KEVIN: Yes. There is one story that I think of every day, and it reminds me when the times are tough, why we do this job. This was a case where I got dispatched to a construction site where they were building two separate condo buildings. One of the two partially constructed buildings had been idle for at least 2 weeks while the construction crew worked on the other. When the crew resumed work on the first building they found a dog on one of the top floor balconies. The balcony had a sliding glass door and it was closed, so there was no way for the dog have gotten there without a human putting him there. He was starving. He was the skinniest dog I have ever seen and it was the worse case of starvation I hope to ever witness. His state of emaciation was really advanced but the surprising thing was he was still able to stand and walk. Still, he would not let me carry him and yelped when I tried to pick him up. I had treats in my pocket but I did not want to feed him too much because he was so emaciated that he could have gotten re-feeding syndrome, which happens when animals use up the last of their energy digesting food and then die. So I let him sniff the treats and he followed me down the 1st staircase where I gave him a speck of a treat and then he followed me down the rest of the way. When I got to the truck I put thick blankets to pad the bottom of the kennel because he was just skin and bone. He trusted me enough at this point to let me lift him into the kennel. I drove him to West Seattle Animal Hospital for medical evaluation and then picked him up and brought him to the shelter later in the day. I conducted an investigation to try to find out who had left the dog on that balcony. Local news covered the story and there was even a reward offered to anyone with information leading to the suspect(s) who had abandoned the dog. Unfortunately, we were unable to find any suspects and the case was eventually closed. This was a case I wish I had been able to solve. In order to keep from falling into a negative mindset , I like to think that whoever left him on that balcony didn’t intend for him to be out there in November weather, starving. I like to think that they were overwhelmed and could not care for him, and that they thought he would be found by the construction crew the following day. Perhaps they did not know the construction crew had shifted their focus to another building and would not be back for 2 weeks.

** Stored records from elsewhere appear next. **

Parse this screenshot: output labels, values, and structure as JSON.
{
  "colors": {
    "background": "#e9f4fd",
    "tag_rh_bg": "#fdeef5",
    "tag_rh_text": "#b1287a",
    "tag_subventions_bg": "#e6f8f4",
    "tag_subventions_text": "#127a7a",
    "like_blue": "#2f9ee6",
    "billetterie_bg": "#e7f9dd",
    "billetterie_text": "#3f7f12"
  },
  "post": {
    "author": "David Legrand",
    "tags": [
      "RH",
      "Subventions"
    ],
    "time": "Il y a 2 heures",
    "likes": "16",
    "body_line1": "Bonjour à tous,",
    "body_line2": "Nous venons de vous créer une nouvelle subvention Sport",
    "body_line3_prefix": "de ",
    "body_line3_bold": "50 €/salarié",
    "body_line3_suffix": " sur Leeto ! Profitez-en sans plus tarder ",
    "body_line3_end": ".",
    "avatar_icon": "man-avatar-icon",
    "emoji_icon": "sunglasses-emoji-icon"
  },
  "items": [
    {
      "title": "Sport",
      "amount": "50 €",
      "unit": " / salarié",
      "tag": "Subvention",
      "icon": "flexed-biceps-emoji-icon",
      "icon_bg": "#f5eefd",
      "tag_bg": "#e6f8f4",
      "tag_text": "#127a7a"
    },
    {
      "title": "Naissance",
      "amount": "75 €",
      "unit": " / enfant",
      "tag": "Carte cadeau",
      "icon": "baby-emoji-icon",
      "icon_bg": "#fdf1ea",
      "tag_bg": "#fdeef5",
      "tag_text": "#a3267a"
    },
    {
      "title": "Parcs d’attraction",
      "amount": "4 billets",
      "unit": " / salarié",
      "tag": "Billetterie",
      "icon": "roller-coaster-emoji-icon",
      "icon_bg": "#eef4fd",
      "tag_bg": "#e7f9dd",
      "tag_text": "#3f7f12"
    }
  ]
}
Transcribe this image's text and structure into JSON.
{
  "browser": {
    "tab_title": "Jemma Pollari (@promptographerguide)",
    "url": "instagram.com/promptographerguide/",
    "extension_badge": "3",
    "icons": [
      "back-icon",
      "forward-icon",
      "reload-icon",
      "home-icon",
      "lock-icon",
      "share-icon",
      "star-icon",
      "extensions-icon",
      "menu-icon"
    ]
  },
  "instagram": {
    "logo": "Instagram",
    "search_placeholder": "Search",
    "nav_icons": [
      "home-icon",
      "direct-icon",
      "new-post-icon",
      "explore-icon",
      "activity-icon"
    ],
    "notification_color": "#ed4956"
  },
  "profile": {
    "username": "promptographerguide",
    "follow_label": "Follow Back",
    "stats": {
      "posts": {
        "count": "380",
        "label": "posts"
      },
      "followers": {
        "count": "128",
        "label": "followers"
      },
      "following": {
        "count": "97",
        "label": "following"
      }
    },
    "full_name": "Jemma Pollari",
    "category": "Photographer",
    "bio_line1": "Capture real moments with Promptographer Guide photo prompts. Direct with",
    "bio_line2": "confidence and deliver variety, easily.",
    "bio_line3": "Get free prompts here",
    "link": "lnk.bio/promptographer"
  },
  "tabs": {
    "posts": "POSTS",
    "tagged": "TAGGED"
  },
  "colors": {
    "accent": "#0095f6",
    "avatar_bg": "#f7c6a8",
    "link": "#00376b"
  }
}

His name is now Wonder. And his outcome was positive. After his brief stops at the veterinarian and the shelter, he went directly to an amazing foster home where he recovered and was ultimately adopted. Wonder now lives in a wonderful home where he gets showered with hugs and kisses, food, shelter and love everyday. He also has a fan base that rivals Scooby Doo.

I have had a lot of cases since then, but that is one that sticks with me.

SASF: What would you say to someone who wanted to become a SAS Animal Control Officer?

KEVIN: Every day is different. And some days are hard on your heart. I meet animal lovers all the time who say that they could never do this type of work. They say that they love animals so much that they could not face the cruelty and neglect that Animal Control Officers witness daily. But, the thing about this job is, yes, we see awful things and we often meet animals on the worst days of their lives, but we are the ones who get to help make sure that every day after that is better.